Studio album by M
- Released: 2009
- Recorded: 2009
- Genre: Rock
- Length: 55:52
- Label: Barclay

M chronology
| Qui de nous deux (2003) | Mister Mystère (2009) | Îl (2012) |

= Mister Mystère =

Mister Mystère, released in 2009, is the fourth studio album by French singer-songwriter Matthieu Chedid in his persona as M (or fifth if including the instrumental album, Labo M). It was his first studio album after a six-year hiatus during which he had concentrated on live music along with side projects including collaborations with his father, Louis Chedid, Malian musicians Amadou & Mariam and French singer Vanessa Paradis (notably on the album Divinidylle).

== Style and reception ==
The reappearance of M in a more sombre 'black-and-white' persona without his former reliance on vivid colours (notably pink) and wild distinctive haircut caused considerable media attention.
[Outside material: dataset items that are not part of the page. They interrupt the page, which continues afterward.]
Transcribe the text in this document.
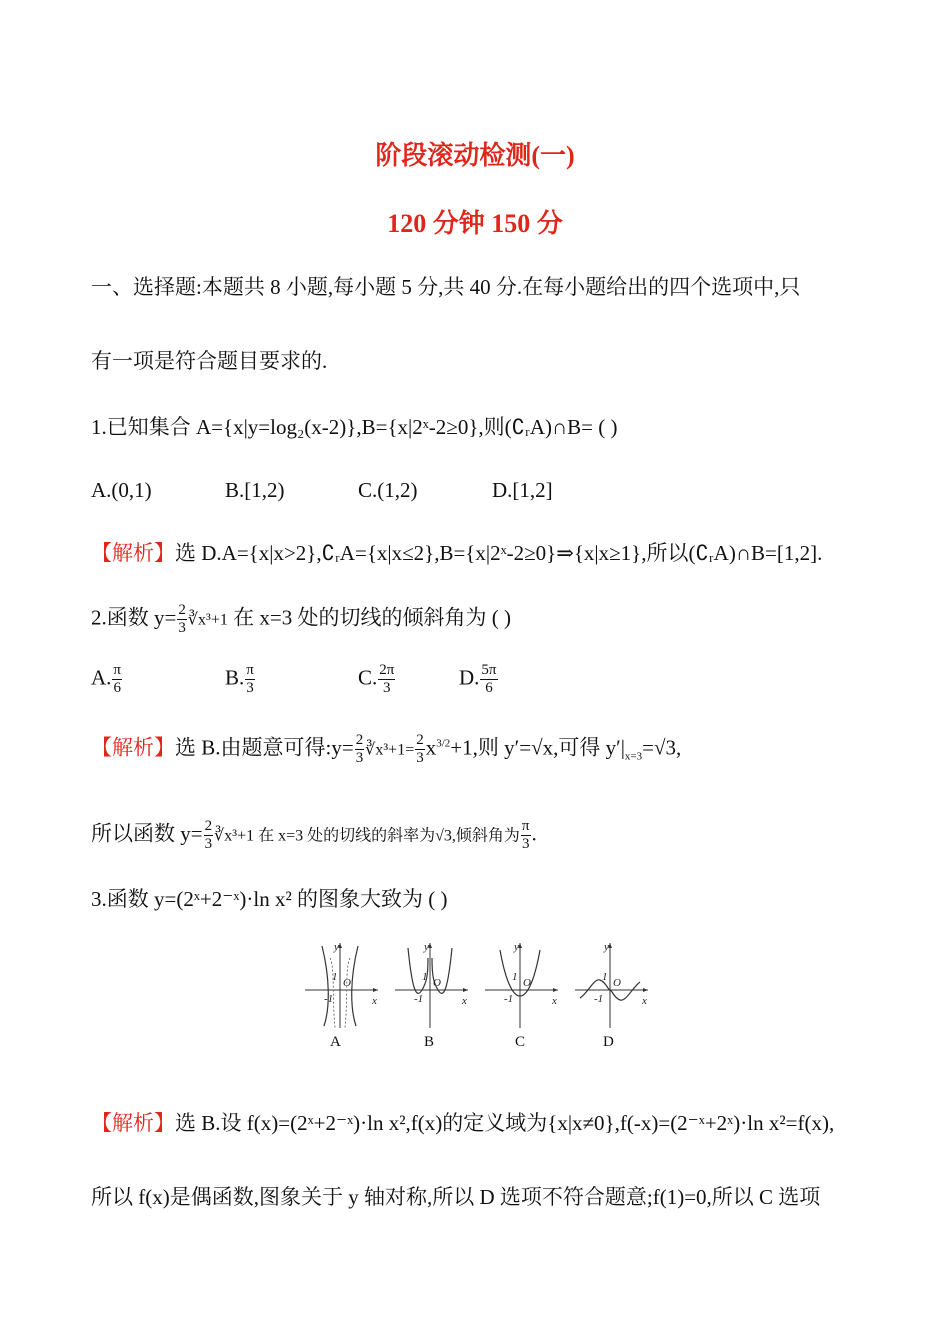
阶段滚动检测(一)
120 分钟 150 分
一、选择题:本题共 8 小题,每小题 5 分,共 40 分.在每小题给出的四个选项中,只
有一项是符合题目要求的.
1.已知集合 A={x|y=log₂(x-2)},B={x|2ˣ-2≥0},则(∁ᵣA)∩B= ( )
A.(0,1)	B.[1,2)	C.(1,2)	D.[1,2]
【解析】选 D.A={x|x>2},∁ᵣA={x|x≤2},B={x|2ˣ-2≥0}⇒{x|x≥1},所以(∁ᵣA)∩B=[1,2].
2.函数 $y= \frac{2}{3}$ ∛x³+1 在 x=3 处的切线的倾斜角为 ( )
A. $\frac{\pi}{6}$	B. $\frac{\pi}{3}$	C. $\frac{2\pi}{3}$	D. $\frac{5\pi}{6}$
【解析】选 B.由题意可得:y= $\frac{2}{3}$ ∛x³+1= $\frac{2}{3} x^{3/2}+1$,则 y′=√x,可得 $y'|_{x=3}=√3$,
所以函数 $y= \frac{2}{3}$ ∛x³+1 在 x=3 处的切线的斜率为√3,倾斜角为 $\frac{\pi}{3}$ .
3.函数 y=(2ˣ+2⁻ˣ)·ln x² 的图象大致为 ( )
y
x
O
1
-1
y
x
O
1
-1
y
x
O
1
-1
y
x
O
1
-1
A	B	C	D
【解析】选 B.设 f(x)=(2ˣ+2⁻ˣ)·ln x²,f(x)的定义域为{x|x≠0},f(-x)=(2⁻ˣ+2ˣ)·ln x²=f(x),
所以 f(x)是偶函数,图象关于 y 轴对称,所以 D 选项不符合题意;f(1)=0,所以 C 选项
The music remained an idiosyncratic mix but was declared by critics to be 'innovative' with 'more sensual' lyrics that overall represented a 'successful metamorphosis' for the artist. However, other critics saw the project as falling flat and Telerama considered that only Délivre and L'élixir really broke the funky monotony of the work.

Commercially successful in France Mister Mystère sold 51,000 copies in the first week of release, out-selling rival albums One Love by David Guetta and Volume 10 by Marc Lavoine. It spent only one week at number 1 in France but has remained in the top 100.

== Collaborators ==
The team with whom Chedid created and recorded the album included Brigitte Fontaine, author Georges Kretek, filmmaker Guillaume Canet and much of his own family including father Louis (mixing, lyricist on "Hold-Up"), brother Joseph (drums), sister Anna (chorus) and another sister Émilie who helped with the production of the accompanying DVD.

== Track listing ==

Disc 1
1. "Mister Mystère"
2. "Phébus"
3. "Est-ce que c'est ça?"
4. "Le Roi des ombres"
5. "Tanagra"
6. "L'Élixir"
7. "Ça sonne faux"
8. "Destroy"
9. "Semaine"
10. "Amssétou"
11. "Tout sauf toi"
12. "Hold-Up"
13. "Délivre"

Disc 2
1. "Lettre à Tanagra" (Lettres à Tanagra)
2. "Brigand" (Lettres à Tanagra)
3. "Crise" (Lettres à Tanagra)
4. "Je les adore" (Lettres à Tanagra)
5. "Le Roi des ombres" (demo; released only on iTunes)

Part of the content was available through an Opendisc Enhanced Music CD, which had to be used in conjunction with the album's website.